Toma mi Mano was developed by Population Media Center (PMC), a non-profit organization promoting pro-social change in countries around the world through the production of “entertainment-education”. This type of communication campaign seeks to address a range of health-related issues, including sexual and gender-based violence, reproductive health, family planning, and environmental sustainability, through the use of scientifically grounded approaches to behavior change. Specifically, when characters in PMC’s radio and television programs demonstrate the consequences of undesired behaviors and adopt norm-upending behaviors to a beneficial end, they boost listeners and viewers’ efficacy to enact such changes in their own lives.

PMC’s programming employs several methods to bolster the likelihood of persuasive effects on audiences. One technique they use is presentation of the story over many sequential episodes to draw in audiences’ attention, thereby allowing their cognitive and emotional resources to become fixed on the slowly advancing plot. Another approach involves including positive, negative, and transitional role models who make evident the consequences of different behavioral choices and provide diverse characters onto whose experiences audiences can map their own. By virtue of both the serial format and character identification process, audiences are also able to develop para-social relationships. Specifically, as the narrative progresses and consumers of the program become increasingly involved and invested in the lives of the people in the story, they develop connections with these characters that mimic interpersonal relationships. This process enables the characters to spur motivation within the audience members by serving as friends, mentors, and aspirational figures.
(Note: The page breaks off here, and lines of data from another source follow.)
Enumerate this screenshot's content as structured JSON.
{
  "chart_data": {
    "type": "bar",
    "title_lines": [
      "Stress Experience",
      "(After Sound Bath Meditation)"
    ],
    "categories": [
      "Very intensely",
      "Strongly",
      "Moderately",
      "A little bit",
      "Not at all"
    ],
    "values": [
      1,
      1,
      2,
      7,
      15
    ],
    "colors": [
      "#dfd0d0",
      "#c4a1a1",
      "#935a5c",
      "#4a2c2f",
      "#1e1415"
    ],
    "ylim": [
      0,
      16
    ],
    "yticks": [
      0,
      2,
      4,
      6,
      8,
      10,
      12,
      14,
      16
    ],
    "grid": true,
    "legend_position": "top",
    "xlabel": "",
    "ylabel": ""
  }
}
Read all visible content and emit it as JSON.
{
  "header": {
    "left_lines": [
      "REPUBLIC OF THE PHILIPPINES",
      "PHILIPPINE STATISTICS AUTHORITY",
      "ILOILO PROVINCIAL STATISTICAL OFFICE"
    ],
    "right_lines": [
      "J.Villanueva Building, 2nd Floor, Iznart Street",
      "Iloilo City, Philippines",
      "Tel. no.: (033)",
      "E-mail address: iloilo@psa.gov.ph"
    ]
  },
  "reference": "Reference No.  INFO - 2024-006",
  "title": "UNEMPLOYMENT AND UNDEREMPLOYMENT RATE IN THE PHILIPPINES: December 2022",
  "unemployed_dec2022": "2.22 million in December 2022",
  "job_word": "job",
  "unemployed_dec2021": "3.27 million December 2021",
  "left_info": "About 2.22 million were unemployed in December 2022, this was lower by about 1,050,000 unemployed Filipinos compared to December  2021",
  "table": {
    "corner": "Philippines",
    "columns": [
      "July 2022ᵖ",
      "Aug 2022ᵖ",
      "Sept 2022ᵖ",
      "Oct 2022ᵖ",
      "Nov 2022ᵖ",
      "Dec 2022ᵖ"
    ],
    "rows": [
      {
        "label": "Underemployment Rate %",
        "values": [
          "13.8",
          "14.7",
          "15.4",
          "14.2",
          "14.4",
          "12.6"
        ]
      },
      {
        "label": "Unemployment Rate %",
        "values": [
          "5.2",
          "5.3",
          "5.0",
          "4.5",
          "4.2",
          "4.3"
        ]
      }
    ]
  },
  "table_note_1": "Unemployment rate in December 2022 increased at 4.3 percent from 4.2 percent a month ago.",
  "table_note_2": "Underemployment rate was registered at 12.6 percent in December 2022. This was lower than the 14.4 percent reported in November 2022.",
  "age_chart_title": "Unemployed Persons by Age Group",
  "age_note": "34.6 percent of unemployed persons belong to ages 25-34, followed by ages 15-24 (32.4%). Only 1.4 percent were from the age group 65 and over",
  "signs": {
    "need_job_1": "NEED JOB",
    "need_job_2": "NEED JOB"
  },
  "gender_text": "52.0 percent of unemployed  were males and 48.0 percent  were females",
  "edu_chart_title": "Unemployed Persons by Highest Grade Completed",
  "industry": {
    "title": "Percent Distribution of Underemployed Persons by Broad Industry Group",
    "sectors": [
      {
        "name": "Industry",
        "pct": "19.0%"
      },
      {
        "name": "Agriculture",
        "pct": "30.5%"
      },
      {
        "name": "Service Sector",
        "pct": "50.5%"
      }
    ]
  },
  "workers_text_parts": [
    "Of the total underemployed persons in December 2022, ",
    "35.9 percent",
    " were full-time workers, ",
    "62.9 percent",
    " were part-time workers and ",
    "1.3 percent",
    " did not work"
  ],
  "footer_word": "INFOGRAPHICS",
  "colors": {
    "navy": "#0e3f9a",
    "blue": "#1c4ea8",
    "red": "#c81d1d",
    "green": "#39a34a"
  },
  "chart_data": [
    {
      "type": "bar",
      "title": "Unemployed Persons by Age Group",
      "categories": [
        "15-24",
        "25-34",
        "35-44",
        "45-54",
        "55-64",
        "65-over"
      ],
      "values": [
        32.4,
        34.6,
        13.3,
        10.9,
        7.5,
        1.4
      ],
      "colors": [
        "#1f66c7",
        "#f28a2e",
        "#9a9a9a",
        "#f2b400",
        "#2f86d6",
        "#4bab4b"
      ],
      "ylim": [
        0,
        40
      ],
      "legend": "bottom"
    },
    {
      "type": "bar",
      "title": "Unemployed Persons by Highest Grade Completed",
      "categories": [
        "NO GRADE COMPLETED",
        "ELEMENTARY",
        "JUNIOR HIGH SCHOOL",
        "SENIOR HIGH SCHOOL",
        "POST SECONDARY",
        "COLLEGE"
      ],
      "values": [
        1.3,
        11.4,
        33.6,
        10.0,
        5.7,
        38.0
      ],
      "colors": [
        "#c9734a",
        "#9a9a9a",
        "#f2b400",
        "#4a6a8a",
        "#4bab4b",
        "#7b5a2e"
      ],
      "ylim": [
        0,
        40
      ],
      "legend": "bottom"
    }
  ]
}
The success of PMC’s programming in moving the needle on topics like child marriage (Mai Sari Sunakhari, Nepal), substance abuse (East Los High, United States), nutrition (Pambazuko, Democratic Republic of Congo), HIV/AIDS (Último Año, Latin America), and disability rights (Jolokoto, Nigeria) provides evidence of the power of entertainment-education. Given their measurability, cost-effectiveness, multi-dimensionality, and reproducibility, interventions like those produced at PMC demonstrate significant strength and potential in supporting global public health initiatives.


Sapna Suresh is a second year PhD student in the School of Communication at Northwestern University. She conducts research on the many ways in which we can persuade people to change their attitudes and behaviors, including through the use of narratives and emotions. Her outreach work includes at a prior internship with Population Media Center, participation in the NPR SciCommers network, and serving as a mentor to Northwestern undergraduates concentrating in health communication.


References

Bandura, Albert. “Social cognitive theory for personal and social change by enabling media.” Entertainment-education and social change. Routledge, 2003. 97-118.

Green, Melanie C., and Timothy C. Brock. “The role of transportation in the persuasiveness of public narratives.” Journal of personality and social psychology 79.5 (2000): 701.

Horton, Donald, and R. Richard Wohl. “Mass communication and para-social interaction: Observations on intimacy at a distance.” Psychiatry 19.3 (1956): 215-229.